I then continued my ride onto the bike lanes of Kendall Square and MIT, some of which are completely separated from the street.
Above is the ultra-modern Stata Center at MIT.
Turning onto the bike lanes of Mass. Ave, it wasn't long until I reached my destination: Harvard Square. I didn't take any photos there, mainly because I've been to Harvard Square thousands of times. But you can read about its bike lanes on this earlier post I wrote.
Happy with this long and wonderful ride, I decided it was time to head home. So I hopped on the Red Line subway for a quick dash back to the South Shore (again, super-easy with a folded Brompton). But unfortunately I forgot that the T was doing construction that day along the Longfellow Bridge between Cambridge and Boston. So they were busing passengers over that part of the route. Argh!
I could have simply carried my Brompton on the bus, but instead I got back on my bike at Kendall Square and retraced my route along the North Point Park bike paths...
... over the creaky gangways of the Charles River Locks...
... and into the North End, where I took a long way around, leading me to this:
This is a very special section of the Rose Kennedy Greenway, the linear park that snakes its way through downtown along the old path of the I-93 elevated highway. The highway now runs underground -- the end result of the tumultuous Big Dig project that I was a witness to for well over a decade. This section of the Greenway is designated the Armenian Heritage Park, honoring metro-Boston's large Armenian community.

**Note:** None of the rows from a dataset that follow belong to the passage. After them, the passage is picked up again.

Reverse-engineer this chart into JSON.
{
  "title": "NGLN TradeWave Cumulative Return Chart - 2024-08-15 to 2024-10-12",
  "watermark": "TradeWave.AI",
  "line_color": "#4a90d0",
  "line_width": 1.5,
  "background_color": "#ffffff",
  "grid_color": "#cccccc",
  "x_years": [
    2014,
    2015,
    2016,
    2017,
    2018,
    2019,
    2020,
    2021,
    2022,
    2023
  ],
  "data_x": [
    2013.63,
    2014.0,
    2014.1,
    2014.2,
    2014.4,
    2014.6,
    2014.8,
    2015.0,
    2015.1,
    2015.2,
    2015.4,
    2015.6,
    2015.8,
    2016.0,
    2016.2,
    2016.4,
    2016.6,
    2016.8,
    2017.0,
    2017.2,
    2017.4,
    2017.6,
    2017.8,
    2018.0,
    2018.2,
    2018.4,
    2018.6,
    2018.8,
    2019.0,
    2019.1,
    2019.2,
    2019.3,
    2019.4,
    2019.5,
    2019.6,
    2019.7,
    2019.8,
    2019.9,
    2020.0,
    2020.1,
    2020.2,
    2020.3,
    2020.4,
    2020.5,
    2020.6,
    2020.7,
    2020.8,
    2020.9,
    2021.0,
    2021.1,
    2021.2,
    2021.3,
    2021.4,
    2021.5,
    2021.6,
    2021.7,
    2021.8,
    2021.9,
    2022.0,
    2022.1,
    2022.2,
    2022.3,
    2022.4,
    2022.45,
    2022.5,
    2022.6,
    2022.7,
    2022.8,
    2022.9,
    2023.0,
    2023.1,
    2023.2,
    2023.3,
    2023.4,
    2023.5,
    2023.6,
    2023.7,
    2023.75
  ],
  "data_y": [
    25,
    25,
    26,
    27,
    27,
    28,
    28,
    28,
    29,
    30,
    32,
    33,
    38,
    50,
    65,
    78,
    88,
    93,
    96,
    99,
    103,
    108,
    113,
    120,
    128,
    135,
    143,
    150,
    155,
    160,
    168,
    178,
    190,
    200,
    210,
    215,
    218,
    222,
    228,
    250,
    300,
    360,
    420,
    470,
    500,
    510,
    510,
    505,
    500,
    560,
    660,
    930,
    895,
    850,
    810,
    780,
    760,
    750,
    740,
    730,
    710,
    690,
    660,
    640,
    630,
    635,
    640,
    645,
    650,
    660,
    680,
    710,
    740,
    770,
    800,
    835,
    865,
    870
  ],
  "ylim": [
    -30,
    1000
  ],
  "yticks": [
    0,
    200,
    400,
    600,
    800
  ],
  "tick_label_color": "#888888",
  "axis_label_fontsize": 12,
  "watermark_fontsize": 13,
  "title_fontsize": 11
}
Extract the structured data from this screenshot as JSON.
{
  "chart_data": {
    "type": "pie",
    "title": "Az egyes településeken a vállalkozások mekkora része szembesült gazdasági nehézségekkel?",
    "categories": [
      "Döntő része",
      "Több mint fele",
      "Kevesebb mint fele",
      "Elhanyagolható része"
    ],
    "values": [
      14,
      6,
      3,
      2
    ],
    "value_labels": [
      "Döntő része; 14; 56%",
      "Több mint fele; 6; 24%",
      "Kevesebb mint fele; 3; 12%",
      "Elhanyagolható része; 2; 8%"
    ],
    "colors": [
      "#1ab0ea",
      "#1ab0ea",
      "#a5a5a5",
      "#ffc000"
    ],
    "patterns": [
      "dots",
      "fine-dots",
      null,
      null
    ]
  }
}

The labyrinth and the dark polygonal sculpture (on the upper-left of the labyrinth) represent the constantly growing and unfolding immigrant experience. The sculpture is reconfigured each year into a new shape, symbolizing the different ways immigrants reshape their own lives in their new home. The sculpture is dedicated to the lives lost in the Armenian Genocide of 1915-1923.
I stopped here for a bit to take in the meaning of this space, and then I rejoined downtown Boston's bike lanes to ride on to South Station where I folded up my Brompton, got back on the Red Line, and completed my journey home.